Laparoscopic cholecystectomy is a gold standard in the treatment of symptomatic gallbladder stones [1]. It is a well-established and safe procedure often performed as a day case. However, like any surgical procedure, it carries the risk of adverse events that result in prolonged length of stay or readmissions. The readmission rate is often reported as one of the quality measures of surgical interventions.
A meta-analysis published in the current issue of “Anaesthesiology Intensive Therapy” presents the readmission rate based on a total of over 1.5 million laparoscopic cholecystectomies from 44 original reports [2]. The overall readmission rate of 3.3% with a wide range between 0% and 11.7% is a valuable reference value, which can be used for benchmarking and monitoring of the quality of surgical service. Moreover, it is an important figure for healthcare providers to plan optimal resource utilisation (including ER visits, hospital beds, human resources). The readmission rate seems to greatly depend on several variables, such as complicated cholecystolithiasis, emergency surgery, comorbidities, and, beyond question, the length of index admission. To address the latter, the total length of stay (index admission plus any readmission) seems to be an optimal measure reducing the potential of length of index stay bias [3].

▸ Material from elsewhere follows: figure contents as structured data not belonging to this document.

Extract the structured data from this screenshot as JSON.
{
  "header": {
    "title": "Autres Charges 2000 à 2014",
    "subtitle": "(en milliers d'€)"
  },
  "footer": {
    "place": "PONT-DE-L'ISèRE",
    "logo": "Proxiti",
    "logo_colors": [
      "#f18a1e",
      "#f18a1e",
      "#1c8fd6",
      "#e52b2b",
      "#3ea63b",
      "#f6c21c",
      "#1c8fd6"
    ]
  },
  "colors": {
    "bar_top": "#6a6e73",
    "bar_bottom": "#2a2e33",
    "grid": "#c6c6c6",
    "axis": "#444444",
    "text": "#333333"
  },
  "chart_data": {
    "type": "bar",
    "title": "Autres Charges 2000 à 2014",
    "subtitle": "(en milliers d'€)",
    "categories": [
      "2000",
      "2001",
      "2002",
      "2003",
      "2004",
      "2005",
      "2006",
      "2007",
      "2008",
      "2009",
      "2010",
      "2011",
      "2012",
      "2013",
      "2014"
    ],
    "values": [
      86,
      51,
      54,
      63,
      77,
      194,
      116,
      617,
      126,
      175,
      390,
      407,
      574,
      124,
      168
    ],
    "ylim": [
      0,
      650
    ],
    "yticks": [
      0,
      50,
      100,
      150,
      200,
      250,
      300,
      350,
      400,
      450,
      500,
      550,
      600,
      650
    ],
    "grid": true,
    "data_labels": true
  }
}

Surgical complications accounted for the majority of readmissions; therefore, detailed, high-quality reporting is required to enable improvements in treatment and adequate resource planning. Surgical complications are often reported with Clavein-Dindo classification for scientific and healthcare system comparisons [3]. Patient stratification with risk calculators or scoring systems may assist adequate prediction of both prolonged length of index stay and readmissions. Strict adherence to patient safety guidelines is of utmost priority and cannot be compromised for any reason. Because bile duct complications constitute for a significant proportion of surgical readmissions, measures should be undertaken to identify patients at risk and act accordingly without delay. Endoscopic management is feasible and successful in nearly all cases. According to EASL Clinical Practice Guidelines on the prevention, diagnosis, and treatment of gallstones: routine or selective intraoperative cholangiography is not necessary during cholecystectomy in patients at low risk of common bile duct stones [4].
Although the authors qualified nausea and vomiting as a surgical readmission (9%), this can also in part be an anaesthesia-related adverse event (PONV), especially in day cases. Together with the 15% of readmissions reported due to pain, it creates a great potential for improvement in anaesthesia management. Improved pain management and PONV prophylaxis potentially promote patients’ experience, but also enable substantial reduction of readmission rates.
In summary, joint efforts should be undertaken to ensure high quality of reporting to define detailed readmission indications. Only once this has been measured can further improvement of results of laparoscopic cholecystectomy be made.